Calculate combined probability of three events using inclusion-exclusion. Supports independent and dependent events with Venn diagram regions, conditional probabilities, and repeated trials.
The probability of three events calculator computes all possible combinations and intersections of three events A, B, and C. Using the inclusion-exclusion principle, it finds P(A∪B∪C), the probability of exactly k events occurring, conditional probabilities, and all eight Venn diagram region probabilities.
For independent events, intersections are computed automatically (P(A∩B) = P(A)×P(B)). For dependent events, enter each pairwise and triple intersection manually to model correlated events like exam scores, weather patterns, or medical conditions.
The calculator also shows what happens over multiple trials, pairwise independence tests comparing actual vs expected intersections, and a complete breakdown of every possible outcome. Check the example with realistic values before reporting. Use the steps shown to verify rounding and units. Cross-check this output using a known reference case. Use the example pattern when troubleshooting unexpected results. Validate that outputs match your chosen standards. Check the example with realistic values before reporting. Use the steps shown to verify rounding and units.
Many real-world scenarios involve three or more events: passing three approval stages, detecting any of three defects, or weather affecting three crop types. This calculator provides the complete probability landscape for three events — something that's error-prone to calculate by hand due to the many overlapping regions.
Ideal for students learning probability theory, engineers modeling multi-component systems, and analysts evaluating combined risk scenarios.
P(A∪B∪C) = P(A) + P(B) + P(C) − P(A∩B) − P(A∩C) − P(B∩C) + P(A∩B∩C). P(exactly 1) = P(A) + P(B) + P(C) − 2P(A∩B) − 2P(A∩C) − 2P(B∩C) + 3P(A∩B∩C).
Result: P(A∪B∪C) = 68.5%, P(A∩B∩C) = 3%, P(none) = 31.5%
With independent events, P(A∩B) = 12%, P(A∩C) = 10%, P(B∩C) = 7.5%, P(A∩B∩C) = 3%. Applying inclusion-exclusion: 40 + 30 + 25 − 12 − 10 − 7.5 + 3 = 68.5%. Exactly one event occurs 47.5% of the time.
While the two-event formula P(A∪B) = P(A) + P(B) − P(A∩B) is well-known, the three-event version adds complexity. The alternating sign pattern (add, subtract, add) generalizes: for n events, include/exclude subsets of increasing size with alternating signs. Understanding this pattern is fundamental to combinatorial probability.
Three events can be pairwise independent yet not mutually independent. If P(A∩B) = P(A)P(B), P(A∩C) = P(A)P(C), and P(B∩C) = P(B)P(C), but P(A∩B∩C) ≠ P(A)P(B)P(C), the events are pairwise but not mutually independent. The pairwise comparisons and triple comparison in this calculator help diagnose such subtle dependencies.

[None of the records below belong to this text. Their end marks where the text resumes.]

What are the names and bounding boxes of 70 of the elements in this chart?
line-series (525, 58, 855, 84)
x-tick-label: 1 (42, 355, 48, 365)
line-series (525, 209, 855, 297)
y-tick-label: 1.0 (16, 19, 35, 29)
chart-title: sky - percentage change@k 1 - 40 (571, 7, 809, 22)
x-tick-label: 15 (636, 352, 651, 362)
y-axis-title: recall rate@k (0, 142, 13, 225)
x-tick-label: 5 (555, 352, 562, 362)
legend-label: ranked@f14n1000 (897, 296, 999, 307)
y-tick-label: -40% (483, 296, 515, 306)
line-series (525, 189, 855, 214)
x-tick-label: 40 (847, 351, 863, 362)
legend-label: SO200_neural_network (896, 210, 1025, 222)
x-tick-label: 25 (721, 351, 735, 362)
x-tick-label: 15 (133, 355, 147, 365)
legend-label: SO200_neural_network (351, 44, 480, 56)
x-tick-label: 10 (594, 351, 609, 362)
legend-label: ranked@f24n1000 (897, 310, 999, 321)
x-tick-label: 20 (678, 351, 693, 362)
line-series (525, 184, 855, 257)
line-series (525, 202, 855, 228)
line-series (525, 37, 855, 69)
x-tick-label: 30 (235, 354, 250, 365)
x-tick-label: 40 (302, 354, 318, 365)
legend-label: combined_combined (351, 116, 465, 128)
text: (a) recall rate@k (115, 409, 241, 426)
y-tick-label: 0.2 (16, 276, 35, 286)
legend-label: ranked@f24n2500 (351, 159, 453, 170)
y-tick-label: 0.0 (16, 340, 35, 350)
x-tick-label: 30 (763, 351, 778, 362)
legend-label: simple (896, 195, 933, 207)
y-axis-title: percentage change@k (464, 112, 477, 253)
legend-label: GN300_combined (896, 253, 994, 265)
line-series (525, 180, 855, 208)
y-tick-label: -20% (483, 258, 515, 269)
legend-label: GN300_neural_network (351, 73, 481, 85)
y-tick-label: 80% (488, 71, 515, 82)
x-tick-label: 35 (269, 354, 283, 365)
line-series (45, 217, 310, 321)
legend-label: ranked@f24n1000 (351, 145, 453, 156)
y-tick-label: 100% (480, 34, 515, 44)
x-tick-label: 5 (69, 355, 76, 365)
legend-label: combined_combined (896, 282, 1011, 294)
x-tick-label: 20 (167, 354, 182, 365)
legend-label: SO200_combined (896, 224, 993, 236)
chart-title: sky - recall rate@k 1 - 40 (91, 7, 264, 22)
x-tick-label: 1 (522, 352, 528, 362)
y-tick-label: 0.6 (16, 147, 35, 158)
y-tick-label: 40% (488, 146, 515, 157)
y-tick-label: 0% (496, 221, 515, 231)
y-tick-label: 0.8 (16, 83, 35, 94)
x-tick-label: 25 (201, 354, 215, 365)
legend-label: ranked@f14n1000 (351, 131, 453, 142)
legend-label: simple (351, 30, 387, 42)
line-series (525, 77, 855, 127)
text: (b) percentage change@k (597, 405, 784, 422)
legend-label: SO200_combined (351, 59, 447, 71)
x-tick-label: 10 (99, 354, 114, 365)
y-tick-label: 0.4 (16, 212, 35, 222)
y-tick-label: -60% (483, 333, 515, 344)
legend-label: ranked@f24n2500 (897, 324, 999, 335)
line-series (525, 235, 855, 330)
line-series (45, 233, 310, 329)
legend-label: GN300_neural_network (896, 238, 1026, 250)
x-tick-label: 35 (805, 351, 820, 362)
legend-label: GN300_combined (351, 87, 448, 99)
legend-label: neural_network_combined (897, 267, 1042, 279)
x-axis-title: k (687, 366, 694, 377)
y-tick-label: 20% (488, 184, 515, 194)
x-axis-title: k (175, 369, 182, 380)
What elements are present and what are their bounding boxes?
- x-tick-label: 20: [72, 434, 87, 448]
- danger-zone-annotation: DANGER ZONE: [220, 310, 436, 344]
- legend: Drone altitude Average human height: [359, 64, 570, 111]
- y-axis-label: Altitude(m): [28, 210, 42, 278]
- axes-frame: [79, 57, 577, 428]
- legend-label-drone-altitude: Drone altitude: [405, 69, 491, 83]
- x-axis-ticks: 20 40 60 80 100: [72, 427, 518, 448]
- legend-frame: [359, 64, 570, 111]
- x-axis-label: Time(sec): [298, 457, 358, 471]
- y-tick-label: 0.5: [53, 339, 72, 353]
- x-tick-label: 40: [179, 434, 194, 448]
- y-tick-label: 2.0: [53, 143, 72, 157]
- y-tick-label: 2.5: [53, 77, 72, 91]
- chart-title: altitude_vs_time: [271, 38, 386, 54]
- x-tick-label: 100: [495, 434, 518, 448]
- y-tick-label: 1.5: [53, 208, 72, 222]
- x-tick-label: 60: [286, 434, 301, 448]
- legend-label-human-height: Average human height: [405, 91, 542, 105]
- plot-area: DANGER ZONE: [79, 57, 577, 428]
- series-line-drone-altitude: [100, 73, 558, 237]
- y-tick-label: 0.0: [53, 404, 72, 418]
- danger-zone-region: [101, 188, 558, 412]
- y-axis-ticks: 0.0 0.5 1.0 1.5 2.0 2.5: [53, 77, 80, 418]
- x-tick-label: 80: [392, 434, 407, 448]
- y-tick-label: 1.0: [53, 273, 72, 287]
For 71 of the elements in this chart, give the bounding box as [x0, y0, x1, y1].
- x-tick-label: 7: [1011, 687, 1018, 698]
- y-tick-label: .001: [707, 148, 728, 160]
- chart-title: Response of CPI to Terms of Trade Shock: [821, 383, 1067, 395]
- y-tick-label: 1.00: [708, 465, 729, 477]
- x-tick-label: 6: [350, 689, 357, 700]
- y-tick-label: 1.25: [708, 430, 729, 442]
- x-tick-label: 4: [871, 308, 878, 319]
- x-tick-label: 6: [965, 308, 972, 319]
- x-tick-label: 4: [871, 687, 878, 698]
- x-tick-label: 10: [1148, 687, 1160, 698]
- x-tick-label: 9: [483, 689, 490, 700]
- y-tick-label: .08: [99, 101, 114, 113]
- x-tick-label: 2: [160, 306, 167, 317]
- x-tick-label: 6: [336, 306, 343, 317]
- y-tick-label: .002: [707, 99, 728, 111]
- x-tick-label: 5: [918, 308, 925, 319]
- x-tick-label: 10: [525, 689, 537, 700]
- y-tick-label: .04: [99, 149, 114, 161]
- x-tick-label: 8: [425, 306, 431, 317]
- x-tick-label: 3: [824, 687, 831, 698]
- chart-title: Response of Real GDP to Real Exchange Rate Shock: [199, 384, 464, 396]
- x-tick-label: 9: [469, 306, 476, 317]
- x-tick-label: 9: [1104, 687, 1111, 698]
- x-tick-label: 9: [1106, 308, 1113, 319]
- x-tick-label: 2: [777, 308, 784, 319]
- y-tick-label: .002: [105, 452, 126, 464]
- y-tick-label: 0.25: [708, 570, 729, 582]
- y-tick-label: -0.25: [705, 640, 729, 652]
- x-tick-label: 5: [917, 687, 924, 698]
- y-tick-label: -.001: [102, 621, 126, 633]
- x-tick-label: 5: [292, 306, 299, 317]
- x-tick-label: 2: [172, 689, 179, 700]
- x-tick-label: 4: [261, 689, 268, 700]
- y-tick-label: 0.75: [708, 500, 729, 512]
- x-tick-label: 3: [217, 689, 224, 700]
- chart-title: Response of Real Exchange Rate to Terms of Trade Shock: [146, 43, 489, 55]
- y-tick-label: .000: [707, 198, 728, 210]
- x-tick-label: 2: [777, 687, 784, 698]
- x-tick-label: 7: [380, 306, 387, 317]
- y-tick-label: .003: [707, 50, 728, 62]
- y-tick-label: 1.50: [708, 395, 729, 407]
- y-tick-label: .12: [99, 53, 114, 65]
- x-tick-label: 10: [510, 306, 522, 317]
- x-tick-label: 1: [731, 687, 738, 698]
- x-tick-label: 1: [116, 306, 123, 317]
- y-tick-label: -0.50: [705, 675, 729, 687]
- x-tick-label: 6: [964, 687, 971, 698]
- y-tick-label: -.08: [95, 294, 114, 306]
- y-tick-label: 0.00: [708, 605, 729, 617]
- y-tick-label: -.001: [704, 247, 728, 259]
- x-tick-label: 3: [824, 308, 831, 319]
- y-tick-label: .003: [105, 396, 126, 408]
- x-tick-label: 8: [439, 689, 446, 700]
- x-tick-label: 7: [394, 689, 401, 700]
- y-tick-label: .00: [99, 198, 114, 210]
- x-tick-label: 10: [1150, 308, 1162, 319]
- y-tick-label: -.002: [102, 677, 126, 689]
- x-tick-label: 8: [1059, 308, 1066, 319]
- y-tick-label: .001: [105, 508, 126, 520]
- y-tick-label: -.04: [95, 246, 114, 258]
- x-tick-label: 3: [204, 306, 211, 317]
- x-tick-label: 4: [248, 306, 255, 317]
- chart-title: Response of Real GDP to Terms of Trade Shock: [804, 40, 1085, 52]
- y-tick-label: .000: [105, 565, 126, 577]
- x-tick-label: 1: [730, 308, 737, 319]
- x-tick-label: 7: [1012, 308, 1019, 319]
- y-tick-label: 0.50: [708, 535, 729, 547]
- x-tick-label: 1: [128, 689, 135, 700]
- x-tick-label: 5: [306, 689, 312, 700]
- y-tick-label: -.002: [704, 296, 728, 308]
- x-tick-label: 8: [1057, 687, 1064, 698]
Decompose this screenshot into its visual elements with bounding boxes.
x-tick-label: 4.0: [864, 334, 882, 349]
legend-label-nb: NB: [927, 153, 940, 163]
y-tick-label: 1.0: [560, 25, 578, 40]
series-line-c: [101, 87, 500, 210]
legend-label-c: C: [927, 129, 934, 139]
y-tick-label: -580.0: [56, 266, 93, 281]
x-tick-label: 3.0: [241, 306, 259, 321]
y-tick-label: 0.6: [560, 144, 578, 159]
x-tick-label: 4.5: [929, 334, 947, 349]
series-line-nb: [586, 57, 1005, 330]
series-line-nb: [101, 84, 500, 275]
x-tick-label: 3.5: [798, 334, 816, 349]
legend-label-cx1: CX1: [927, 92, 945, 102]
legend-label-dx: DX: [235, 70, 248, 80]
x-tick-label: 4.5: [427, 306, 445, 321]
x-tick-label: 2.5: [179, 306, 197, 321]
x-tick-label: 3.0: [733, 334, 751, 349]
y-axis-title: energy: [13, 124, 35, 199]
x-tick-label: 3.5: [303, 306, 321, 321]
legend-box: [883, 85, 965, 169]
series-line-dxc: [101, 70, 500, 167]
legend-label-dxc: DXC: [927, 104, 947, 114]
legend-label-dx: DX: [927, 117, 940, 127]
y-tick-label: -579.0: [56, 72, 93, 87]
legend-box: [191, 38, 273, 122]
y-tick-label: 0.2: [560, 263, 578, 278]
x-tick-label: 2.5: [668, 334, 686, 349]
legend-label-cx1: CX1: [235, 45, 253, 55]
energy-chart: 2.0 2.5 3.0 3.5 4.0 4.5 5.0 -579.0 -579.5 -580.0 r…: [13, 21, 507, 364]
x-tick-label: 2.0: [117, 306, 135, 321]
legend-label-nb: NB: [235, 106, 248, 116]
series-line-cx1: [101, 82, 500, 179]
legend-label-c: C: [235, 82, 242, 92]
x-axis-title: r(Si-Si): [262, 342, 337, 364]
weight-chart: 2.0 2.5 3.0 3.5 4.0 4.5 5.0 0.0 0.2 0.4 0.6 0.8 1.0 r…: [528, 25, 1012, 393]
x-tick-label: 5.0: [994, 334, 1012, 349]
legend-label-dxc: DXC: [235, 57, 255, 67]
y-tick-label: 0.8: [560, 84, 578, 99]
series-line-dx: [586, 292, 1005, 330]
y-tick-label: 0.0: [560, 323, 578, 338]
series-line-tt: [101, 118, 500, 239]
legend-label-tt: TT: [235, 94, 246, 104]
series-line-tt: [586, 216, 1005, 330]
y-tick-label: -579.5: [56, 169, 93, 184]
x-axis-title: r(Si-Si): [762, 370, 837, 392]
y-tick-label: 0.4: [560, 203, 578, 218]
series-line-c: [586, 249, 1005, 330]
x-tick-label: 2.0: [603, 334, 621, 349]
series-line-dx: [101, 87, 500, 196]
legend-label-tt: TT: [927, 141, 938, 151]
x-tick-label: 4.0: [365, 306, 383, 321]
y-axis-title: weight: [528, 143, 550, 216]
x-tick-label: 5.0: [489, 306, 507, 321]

In system reliability, components often have three failure modes. The probability that at least one failure occurs, or that all three occur simultaneously, directly uses the three-event framework. Series systems fail when any component fails (union), while parallel systems fail only when all fail (intersection).
It prevents double-counting when computing the union of events. For three events: add individual probabilities, subtract pairwise intersections, then add back the triple intersection. Without this correction, overlapping regions would be counted multiple times.
Events are independent if P(A∩B) = P(A)×P(B) for every pair. In practice, use domain knowledge: coin flips are independent, but exam scores in related subjects are not. The pairwise comparison table helps check independence numerically.
The inclusion-exclusion principle extends to any number of events, but the formula grows exponentially (2^n − 1 terms). For four events, you'd need 15 terms. This calculator is designed specifically for three events.
It means one and only one of A, B, C occurs — the other two do not. This is the exclusive-or (XOR) for three events. It equals P(A only) + P(B only) + P(C only).
Negative values mean the input probabilities are inconsistent — the intersections violate probability axioms. For example, P(A∩B) cannot exceed P(A) or P(B). Adjust your dependent-event inputs to ensure mathematical consistency.
Each trial independently draws the three events. The chance of "all three" happening at least once in n trials is 1 − (1 − P(A∩B∩C))^n. This assumes trials are independent of each other.